We need to encourage honesty above optimism. Once we can speak honestly, there is a foundation for optimism.

Psychoanalysis teaches that one cause of depression is repressed anger.

The rising tide of collective anger is visible in many places: road rage, violent street clashes between groups seething for a fight, the destruction of friendships for holding the “incorrect” ideological views, and so on. I Think We Can Safely Say The American Culture War Has Been Taken As Far As It Can Go.

A coarsening of the entire social order is increasingly visible: The Age of Rudeness.

This raises a larger question: are we as a society becoming depressed as we repress our righteous anger and our sense of powerlessness as economic and social inequality rises?

Depression is a complex phenomenon, but it typically includes a loss of hope and vitality, absence of goals, the reinforcement of negative internal dialogs, and anhedonia, the loss of the joy of living (joie de vivre).

Depressive thoughts (and the emotions they generate) tend to be self-reinforcing, and this is why it’s so difficult to break out of depression once in its grip.

One part of the healing process is to expose the sources of anger that we are repressing. As psychiatrist Karen Horney explained in her 1950 masterwork, Neurosis and Human Growth: The Struggle Towards Self-Realization, anger at ourselves sometimes arises from our failure to live up to the many “shoulds” we’ve internalized, and the idealized track we’ve laid out for ourselves and our lives.

The recent article, The American Dream Is Killing Us does a good job of explaining how our failure to obtain the expected rewards of “doing all the right things” (getting a college degree, working hard, etc.) breeds resentment and despair.

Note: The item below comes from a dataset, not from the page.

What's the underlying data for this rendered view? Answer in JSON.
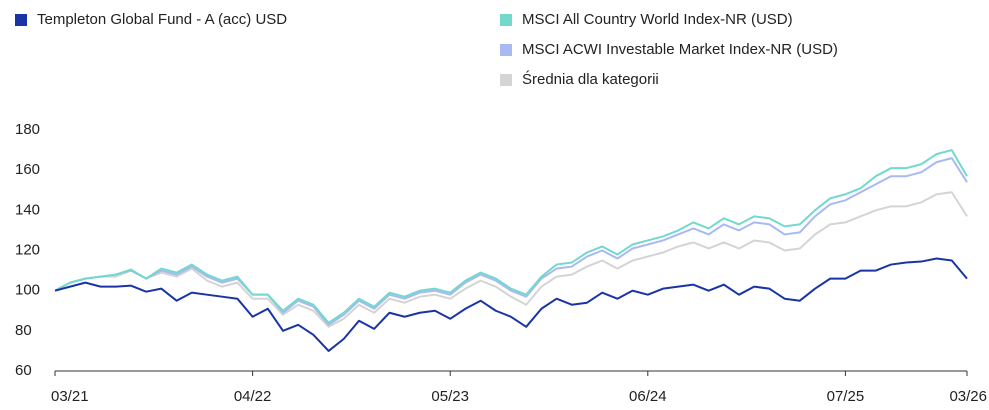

Since we did the “right things,” the system “should” deliver the financial rewards and security we expected. This systemic failure to deliver the promised rewards is eroding social mobility and the social contract while generating frustration, anger, etc.

We are increasingly angry at the system, but we reserve some anger for ourselves, because the mass-media trumpets how well the economy is doing and how some people are doing extremely well. Naturally, we wonder, why them and not us? The failure is thus internalized.

One response to this sense that the system no longer works as advertised is to seek the relative comfort of echo chambers–places we can go to hear confirmation that this systemic stagnation is the opposing political party’s fault.